Quem não estava à espera da convocatória era Dave Bowen, treinador do Northampton, que nem falou de George Best nas palestras aos jogadores durante a semana. Enorme erro! Best não só jogou, como não passou despercebido.

Um dia perfeito

Best era um «brinca na areia». Com um enorme talento e técnica apurada, gostava do drible, do futebol bonito, e nem o lamaçal em que estava transformado o relvado de County Ground naquela tarde de inverno, o impediu de brilhar.

7 de fevereiro não foi apenas um dia perfeito para George Best. Também o foi para Brian Kidd, autor dos outros dois golos do Manchester United e de algumas das assistências para os tentos de Best. É dele que sai o cruzamento que abre as comportas da goleada. O relógio marcava os 20 minutos, quando Best, de cabeça, fez o primeiro dos oito dos Red Devils.

A defesa do Northampton não conseguia parar o rebelde irlandês

O segundo chegou logo depois, quando o rebelde jogador dos Red Devils passou por entre um defesa e o guarda-redes e, de baliza aberta, rematou para golo. E, logo no primeiro minuto da segunda parte, chegou o hat trick, na recarga de um remate que encontrou o corpo de um defesa, ao invés de beijar as redes.

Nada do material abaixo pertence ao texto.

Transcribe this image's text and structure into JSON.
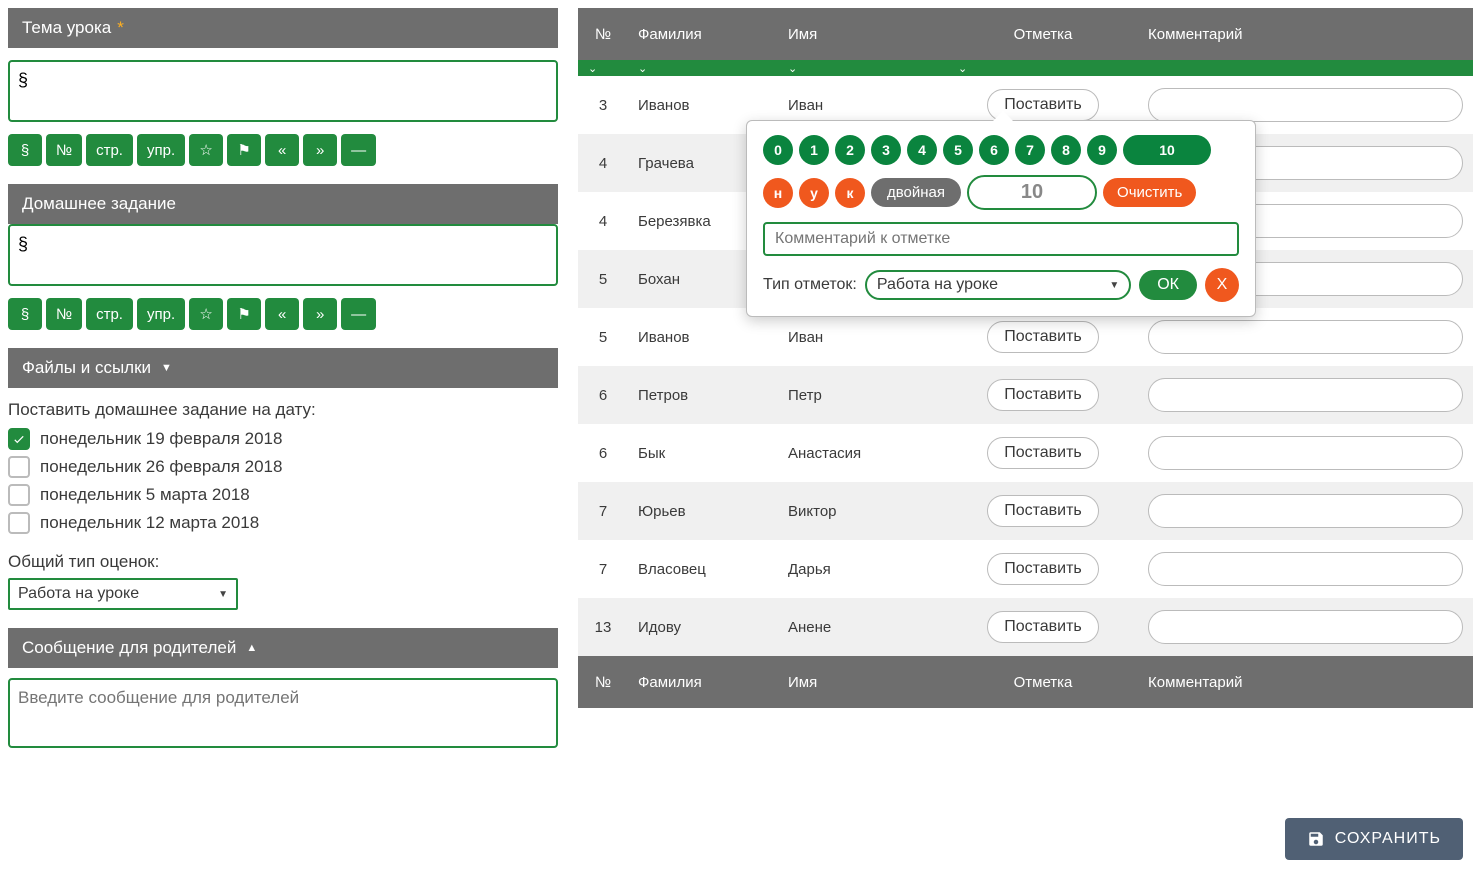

Os golos sucederam-se e Best já nem festejava. Admitiu depois que aquele jogo serviu para «descarregar a raiva que sentiu pela pesada punição». Mas, com o avolumar de golos, o génio irlandês mostrou respeito para com os adeptos e jogadores adversários, ao não celebrar mais uma bala no massacre.

Podíamos continuar a descrever o golo, mas não há melhor forma de o fazer, do que deixar os pés e a cabeça de Best fazê-lo por nós.

«Quando Best jogava assim, não conseguíamos fartar-nos dele», recordou o técnico dos Red Devils, Wilf McGuinness.

Mais tarde, Best voltou a esse dia numa entrevista e explicou o que lhe ia na alma:

«Aquele jogo foi especial porque eu tinha estado suspenso. Na altura, penso que foi o maior castigo que tinha sido aplicado a um futebolista em toda a história. Existia muita pressão dos jornalistas para o treinador não me pôr a jogar, porque a equipa tinha obtido bons resultados sem mim. Era o meu primeiro jogo desde a suspensão, mas o treinador colocou-me a jogar. Neste momento, tinha de mostrar o que valia. A minha resposta... foi marcar um golo por cada semana que me deram de castigo!!! E ainda podiam ter sido mais...Soltei toda a minha raiva em campo»

Os adeptos do Northampton Town, resignados à derrota e maravilhados com o espetáculo, aplaudiam o craque, e o treinador Dave Bowen acabou por falar daquele massacre com admiração pelo supremo atirador: «Best destruiu-nos completamente, como um homem pode destruir outros sem lhes infingir danos psicológicos».

Os ecos do feito de Best na imprensa inglesa

Para a história fica o recorde. «Georgie» Best tornou-se no primeiro jogador a marcar seis golos numa eliminatória da FA Cup. Um dos pontos altos da vida e da carreira de um génio que tão depressa alcançava o nirvana, como descia ao fundo do poço.